MADANI International Film Festival (Madani Fest) 2025 kembali menegaskan posisinya sebagai festival film dengan kepedulian sosial dan kemanusiaan yang kuat. Dalam edisi ke-8 ini, tema besar Misykat (Ceruk Cahaya) digunakan untuk menyoroti berbagai krisis kemanusiaan di dunia, termasuk krisis Palestina dan perjuangan dekolonisasi di Dataran Sahel, Afrika Barat.
Pilihan Editor: Madani International Film Festival Memotret Keprihatinan Perang di Palestina dan Sudan
Palestina: Luka yang Terus Diceritakan
Sejak awal berdirinya pada 2018, Madani Fest selalu memberi tempat bagi film-film dari dunia Muslim, terutama yang berbicara tentang kemanusiaan dan keadilan. Tahun ini, narasi tentang Palestina kembali mengisi layar festival, menjadi bentuk solidaritas terhadap tragedi kemanusiaan yang tak kunjung berakhir.
Direktur Festival Ahmad Rifki mengatakan, tema Misykat dipilih sebagai respons terhadap awan gelap yang menaungi dunia. “Dalam tema ini, kami ingin bukan hanya menyalakan, tapi juga mengumpulkan dan mengarahkan cahaya itu pada titik terang,” ujarnya dalam konferensi pers di Jakarta pada Selasa, 7 Oktober 2025.
Beberapa film bertema Palestina menjadi sorotan utama tahun ini, salah satunya All That’s Left of You (2025) karya sutradara Palestina-Amerika Cherien Dabis. Film tersebut mengisahkan perjalanan tiga generasi keluarga Palestina yang bergulat dengan kehilangan, perlawanan, dan harapan di tengah konflik berkepanjangan.
Madani Fest memandang penayangan film-film ini bukan sekadar bentuk simpati, tetapi sebagai tindakan kultural untuk menjaga ingatan dan mengembalikan kemanusiaan yang kerap terpinggirkan. “Film-film ini adalah bagian dari upaya kami menjaga cahaya empati agar tetap hidup,” tambah Rifki.

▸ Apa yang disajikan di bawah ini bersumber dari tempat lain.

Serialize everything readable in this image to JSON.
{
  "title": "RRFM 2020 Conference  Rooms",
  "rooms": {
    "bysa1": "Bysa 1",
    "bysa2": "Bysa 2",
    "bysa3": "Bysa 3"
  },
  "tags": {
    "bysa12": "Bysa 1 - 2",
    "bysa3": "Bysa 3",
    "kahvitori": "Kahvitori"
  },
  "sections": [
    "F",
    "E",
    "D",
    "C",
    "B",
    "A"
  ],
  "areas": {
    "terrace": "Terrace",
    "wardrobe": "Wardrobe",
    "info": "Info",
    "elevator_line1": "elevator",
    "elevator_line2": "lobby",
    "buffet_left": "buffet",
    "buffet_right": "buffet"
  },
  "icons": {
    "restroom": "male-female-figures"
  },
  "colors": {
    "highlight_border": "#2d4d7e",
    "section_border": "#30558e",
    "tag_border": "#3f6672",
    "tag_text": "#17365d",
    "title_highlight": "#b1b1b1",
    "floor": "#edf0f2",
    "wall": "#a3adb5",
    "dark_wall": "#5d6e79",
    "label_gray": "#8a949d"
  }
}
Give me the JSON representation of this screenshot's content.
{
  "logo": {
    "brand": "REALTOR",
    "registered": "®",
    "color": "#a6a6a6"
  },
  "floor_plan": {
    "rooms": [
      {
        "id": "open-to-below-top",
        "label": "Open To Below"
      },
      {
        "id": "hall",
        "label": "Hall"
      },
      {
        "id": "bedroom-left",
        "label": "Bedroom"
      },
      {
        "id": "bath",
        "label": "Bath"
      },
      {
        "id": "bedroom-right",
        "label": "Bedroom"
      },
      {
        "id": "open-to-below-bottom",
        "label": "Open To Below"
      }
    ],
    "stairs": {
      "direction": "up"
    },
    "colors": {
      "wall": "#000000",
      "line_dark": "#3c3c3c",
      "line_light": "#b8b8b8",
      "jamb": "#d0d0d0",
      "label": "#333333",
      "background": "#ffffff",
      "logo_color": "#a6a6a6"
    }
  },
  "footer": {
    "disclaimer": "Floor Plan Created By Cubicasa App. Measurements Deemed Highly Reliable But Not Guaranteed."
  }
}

Anggota Dewan Madani, Garin Nugroho, mengatakan pentingnya peran film sebagai sarana refleksi moral. “Film sebagai gambar hidup menghidupi beragam kehidupan untuk memusatkan pandangan pada kehidupan yang lebih baik, seperti senter di tengah gelap,” katanya dalam pesan video yang ditayangkan saat konferensi pers.
Sahel: Dekolonisasi dan Akar Peradaban Islam
Selain Palestina, Madani Fest 2025 juga memberi sorotan pada Dataran Sahel (Sahel Plateau) di Afrika Barat sebagai Focus Country. Wilayah ini mencakup Burkina Faso, Senegal, Mali, dan Nigeria, kawasan yang menyimpan sejarah panjang peradaban Islam sekaligus luka akibat penjajahan dan konflik modern.
Program ini dikurasi oleh Bunga Siagian dan Yuki Aditya, yang menampilkan lima film dari sineas Sahel. Film-film tersebut mengangkat perjuangan masyarakat pascakolonial untuk menemukan kembali jati diri budaya dan spiritualitas mereka di tengah ketimpangan ekonomi dan ketegangan sosial.
Dalam catatan kuratorial, Sahel dipilih bukan hanya karena kedekatan historisnya dengan Islam, tetapi juga karena gejolak dekolonisasi yang sedang berlangsung, sebuah perjuangan yang relevan dengan tema Misykat. “Sahel adalah tempat di mana kegelapan kolonial masih terasa, tetapi juga di mana cahaya peradaban Islam berakar. Kami ingin menghadirkan film-film yang menunjukkan upaya masyarakatnya memelihara cahaya itu,” tulis para kurator.
Madani Fest 2025 menjadikan layar sebagai ruang renungan dan solidaritas, di mana kisah-kisah penderitaan diubah menjadi refleksi dan harapan. Tema Misykat menegaskan arah itu, dalam kegelapan dunia modern, festival ini berupaya mengumpulkan cahaya kecil dari berbagai belahan dunia, termasuk dari Palestina dan Sahel, agar tidak padam.
Madani Fest 2025 akan berlangsung pada 8 hingga 12 Oktober 2025 di Taman Ismail Marzuki, Epicentrum XXI, Metropole XXI, dan Universitas Bina Nusantara (BINUS).